The team traced the career of one female astronomer at Yerkes, Harriet McWilliams Parsons, who did her master’s and Ph.D. research at Yerkes. (She was awarded her Ph.D. from UChicago in 1921). They tracked down Parsons’ master’s thesis, which involved measuring the colors of the stars in the Pleiades.

“This was absolutely pioneering for the time,” Kron said. “And the funny thing is, that Edwin Hubble was at Yerkes doing research too and his Ph.D. thesis was published the same year.
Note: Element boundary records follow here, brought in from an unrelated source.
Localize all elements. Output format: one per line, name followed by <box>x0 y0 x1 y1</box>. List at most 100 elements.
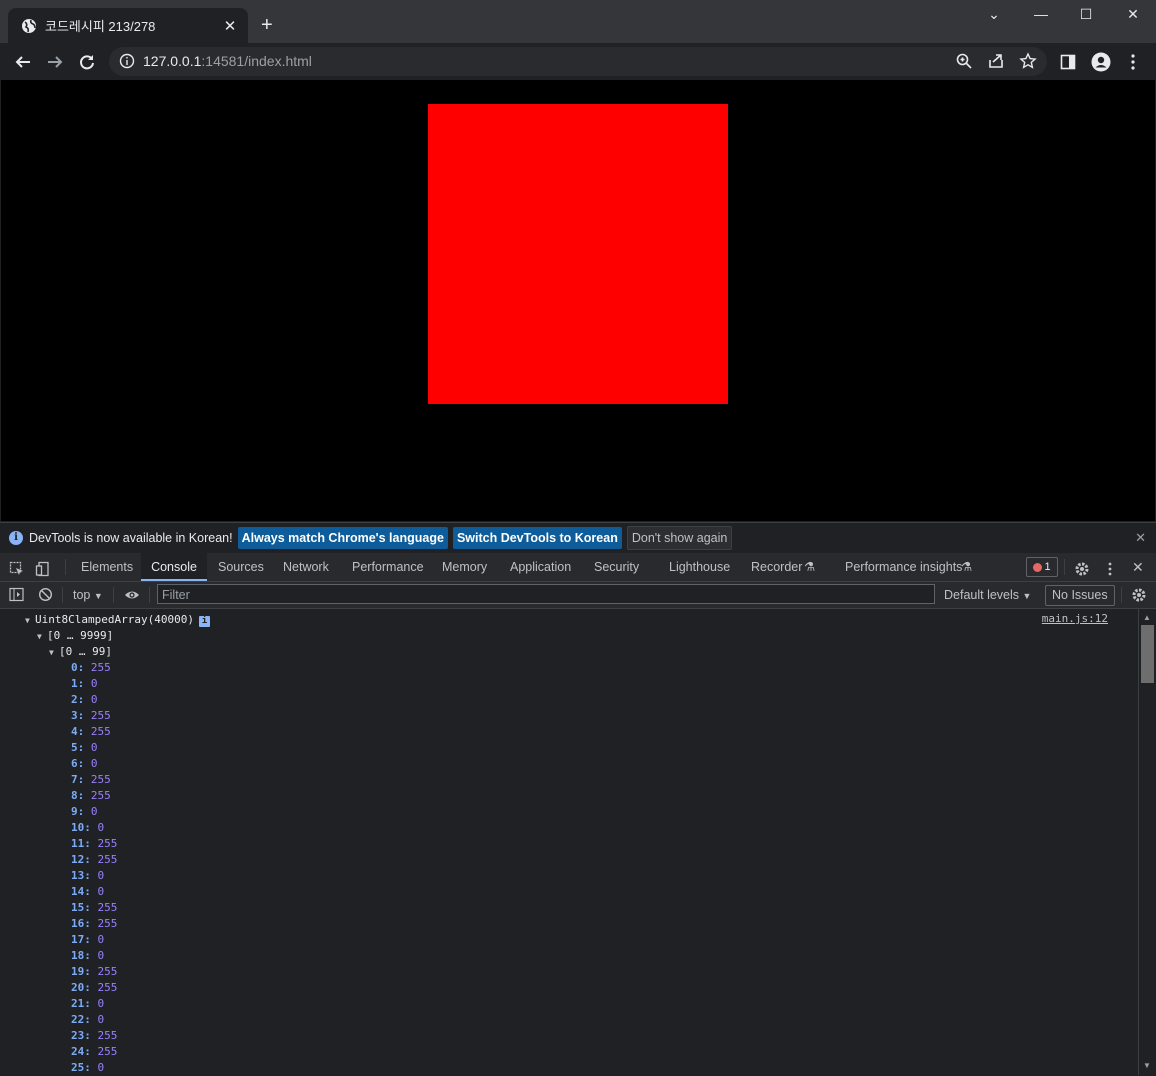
toolbar-divider <box>1121 587 1122 603</box>
tab-performance-insights[interactable]: Performance insights <box>845 553 962 581</box>
entry-colon: : <box>77 693 91 706</box>
entry-colon: : <box>77 725 91 738</box>
minimize-icon[interactable]: — <box>1031 6 1051 22</box>
tab-memory[interactable]: Memory <box>442 553 487 581</box>
entry-value: 255 <box>90 725 111 738</box>
entry-colon: : <box>77 741 91 754</box>
settings-gear-icon[interactable] <box>1074 559 1090 576</box>
entry-value: 0 <box>90 677 98 690</box>
entry-colon: : <box>84 933 98 946</box>
entry-index: 2 <box>71 693 78 706</box>
scrollbar-thumb[interactable] <box>1141 625 1154 683</box>
array-entry: 24: 255 <box>71 1044 117 1060</box>
tab-search-icon[interactable]: ⌄ <box>984 6 1004 23</box>
tab-elements[interactable]: Elements <box>81 553 133 581</box>
reload-icon[interactable] <box>76 51 98 73</box>
console-scrollbar[interactable]: ▲ ▼ <box>1138 609 1156 1075</box>
new-tab-button[interactable]: + <box>261 14 273 36</box>
bookmark-star-icon[interactable] <box>1019 52 1037 75</box>
side-panel-icon[interactable] <box>1057 51 1079 73</box>
back-icon[interactable] <box>12 51 34 73</box>
devtools-menu-icon[interactable] <box>1108 559 1112 576</box>
scroll-up-icon[interactable]: ▲ <box>1143 613 1151 622</box>
tab-security[interactable]: Security <box>594 553 639 581</box>
tab-sources[interactable]: Sources <box>218 553 264 581</box>
entry-index: 13 <box>71 869 85 882</box>
sidebar-toggle-icon[interactable] <box>9 587 24 605</box>
toolbar-divider <box>149 587 150 603</box>
entry-index: 5 <box>71 741 78 754</box>
tab-lighthouse[interactable]: Lighthouse <box>669 553 730 581</box>
expand-triangle-icon[interactable]: ▼ <box>49 645 59 661</box>
array-entry: 18: 0 <box>71 948 104 964</box>
close-infobar-icon[interactable]: ✕ <box>1135 530 1146 546</box>
browser-tab[interactable]: 코드레시피 213/278 ✕ <box>8 8 248 43</box>
array-entry: 10: 0 <box>71 820 104 836</box>
device-toolbar-icon[interactable] <box>35 559 51 577</box>
zoom-icon[interactable] <box>955 52 973 75</box>
console-filter-input[interactable]: Filter <box>157 584 935 604</box>
entry-value: 0 <box>97 949 105 962</box>
array-entry: 25: 0 <box>71 1060 104 1076</box>
array-entry: 7: 255 <box>71 772 111 788</box>
entry-colon: : <box>84 853 98 866</box>
tab-application[interactable]: Application <box>510 553 571 581</box>
inspect-element-icon[interactable] <box>9 559 25 575</box>
maximize-icon[interactable]: ☐ <box>1076 6 1096 23</box>
entry-colon: : <box>84 901 98 914</box>
entry-value: 255 <box>97 853 118 866</box>
switch-to-korean-button[interactable]: Switch DevTools to Korean <box>452 527 622 549</box>
array-entry: 21: 0 <box>71 996 104 1012</box>
array-entry: 5: 0 <box>71 740 98 756</box>
entry-index: 7 <box>71 773 78 786</box>
console-settings-gear-icon[interactable] <box>1131 587 1147 606</box>
address-bar[interactable]: 127.0.0.1:14581/index.html <box>109 47 1047 76</box>
info-badge-icon[interactable]: i <box>198 616 210 627</box>
entry-index: 6 <box>71 757 78 770</box>
array-entry: 0: 255 <box>71 660 111 676</box>
dont-show-again-button[interactable]: Don't show again <box>626 526 733 550</box>
close-tab-icon[interactable]: ✕ <box>220 17 240 35</box>
array-entry: 1: 0 <box>71 676 98 692</box>
browser-toolbar: 127.0.0.1:14581/index.html <box>0 43 1156 80</box>
always-match-language-button[interactable]: Always match Chrome's language <box>237 527 448 549</box>
forward-icon[interactable] <box>44 51 66 73</box>
source-link[interactable]: main.js:12 <box>1042 612 1108 625</box>
array-entry: 13: 0 <box>71 868 104 884</box>
profile-avatar-icon[interactable] <box>1090 51 1112 73</box>
live-expression-eye-icon[interactable] <box>124 588 140 605</box>
tab-console[interactable]: Console <box>141 553 207 581</box>
array-entry: 23: 255 <box>71 1028 117 1044</box>
entry-value: 255 <box>90 789 111 802</box>
entry-value: 255 <box>97 837 118 850</box>
expand-triangle-icon[interactable]: ▼ <box>25 613 35 629</box>
browser-menu-icon[interactable] <box>1122 51 1144 73</box>
entry-value: 0 <box>90 757 98 770</box>
close-devtools-icon[interactable]: ✕ <box>1132 553 1144 581</box>
array-root[interactable]: ▼ Uint8ClampedArray(40000) i <box>25 612 210 628</box>
flask-icon: ⚗ <box>804 560 816 574</box>
scroll-down-icon[interactable]: ▼ <box>1143 1061 1151 1070</box>
context-selector[interactable]: top ▼ <box>73 582 103 609</box>
clear-console-icon[interactable] <box>38 587 53 605</box>
close-window-icon[interactable]: ✕ <box>1123 6 1143 23</box>
error-icon <box>1033 562 1043 572</box>
array-group[interactable]: ▼ [0 … 99] <box>49 644 112 660</box>
tab-recorder[interactable]: Recorder <box>751 553 802 581</box>
site-info-icon[interactable] <box>119 53 135 74</box>
entry-colon: : <box>84 1045 98 1058</box>
error-count-badge[interactable]: 1 <box>1026 557 1058 577</box>
log-levels-dropdown[interactable]: Default levels ▼ <box>944 582 1031 608</box>
entry-index: 17 <box>71 933 85 946</box>
array-group[interactable]: ▼ [0 … 9999] <box>37 628 113 644</box>
red-canvas-square <box>428 104 728 404</box>
entry-index: 3 <box>71 709 78 722</box>
expand-triangle-icon[interactable]: ▼ <box>37 629 47 645</box>
devtools-language-infobar: i DevTools is now available in Korean! A… <box>0 522 1156 553</box>
tab-network[interactable]: Network <box>283 553 329 581</box>
devtools-tab-bar: Elements Console Sources Network Perform… <box>0 553 1156 582</box>
share-icon[interactable] <box>987 52 1005 75</box>
entry-colon: : <box>84 837 98 850</box>
tab-performance[interactable]: Performance <box>352 553 424 581</box>
issues-button[interactable]: No Issues <box>1045 585 1115 606</box>
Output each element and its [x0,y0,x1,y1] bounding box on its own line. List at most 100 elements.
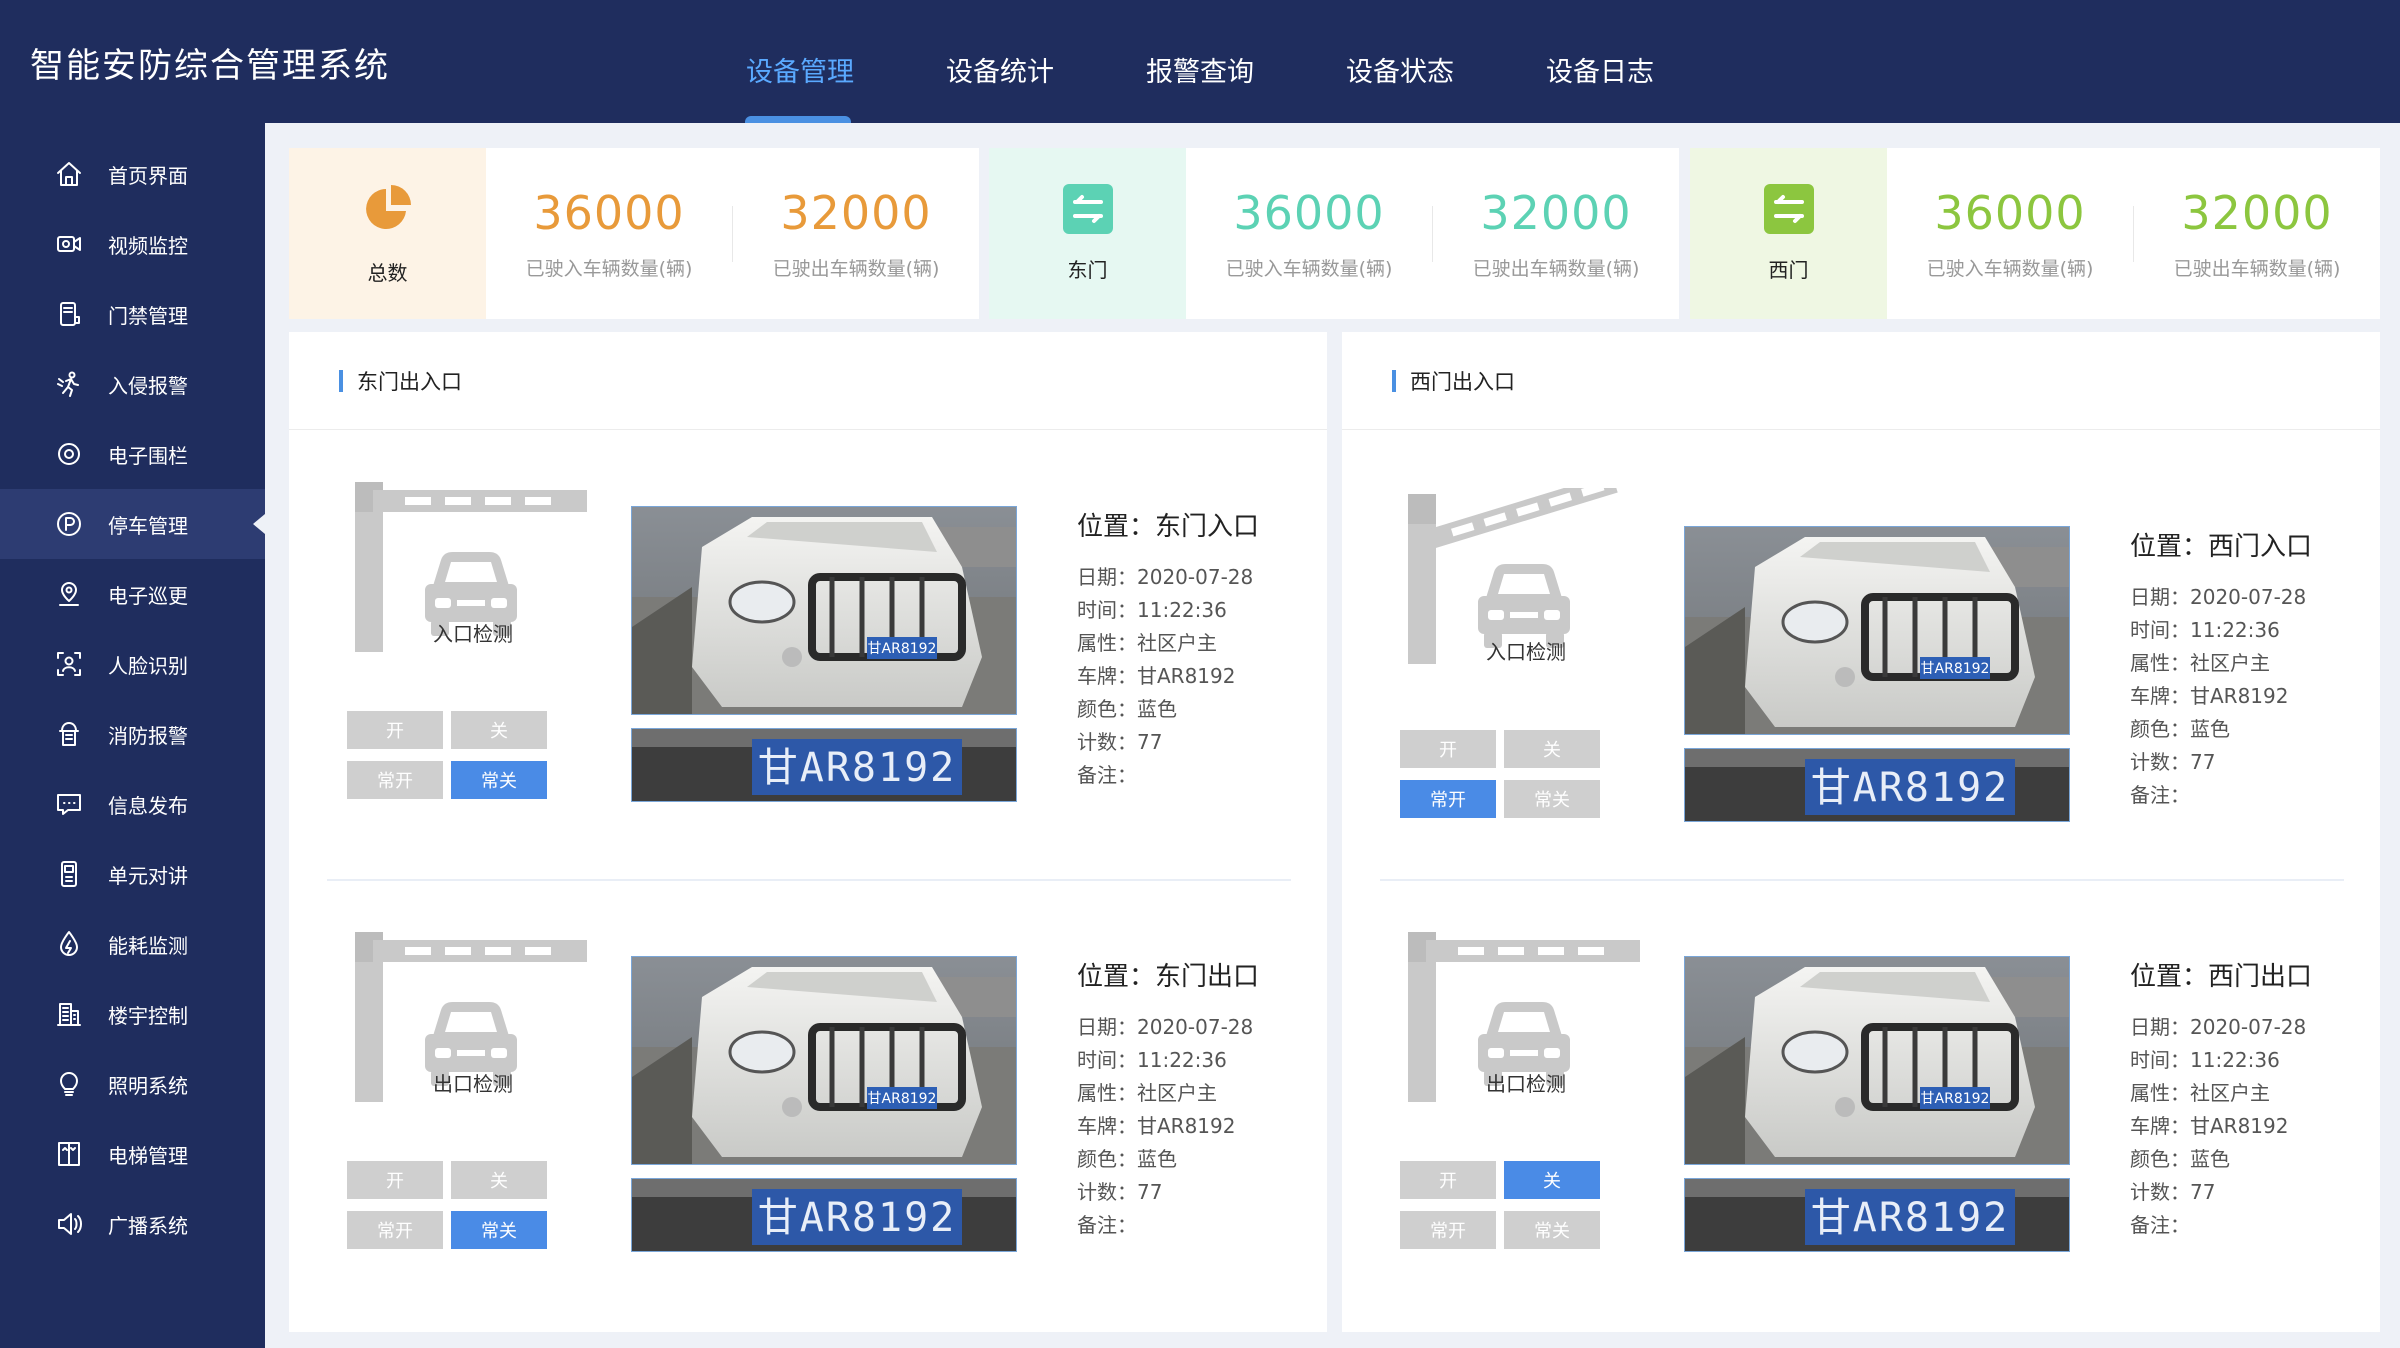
note-row: 备注： [2130,779,2370,812]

If I had to compare them I would say that Parsons’ is far superior work, and yet Hubble is the one that went on to become highly decorated.”

Parsons is one of the women discussed in the exhibit “Capturing the Stars,” which runs at the UChicago Library through the fall quarter. The displays include letters written by and to these women, as well as photos, archival footage, examples of the glass plates and the equipment they made and used every day. The Neubauer Collegium also funded a symposium coinciding with the exhibit opening, titled “Invisible Labor in Astronomy and Astrophysics.”

“This is such a rare opportunity to give these women back their voices,” Palmieri said.

The work of the research group has been made possible by the support of the Neubauer Collegium, the College Center for Research and Fellowships, the College Innovation Fund, the National Science Foundation, the Kathleen and Howard Zar Science Library Fund, the University of Chicago Women’s Board, the John Crerar Foundation, the University of Chicago Division of the Physical Sciences, and the University of Chicago Library. The research group gratefully acknowledges the Yerkes Future Foundation for their continued support of preservation work and educational outreach activities at Yerkes Observatory.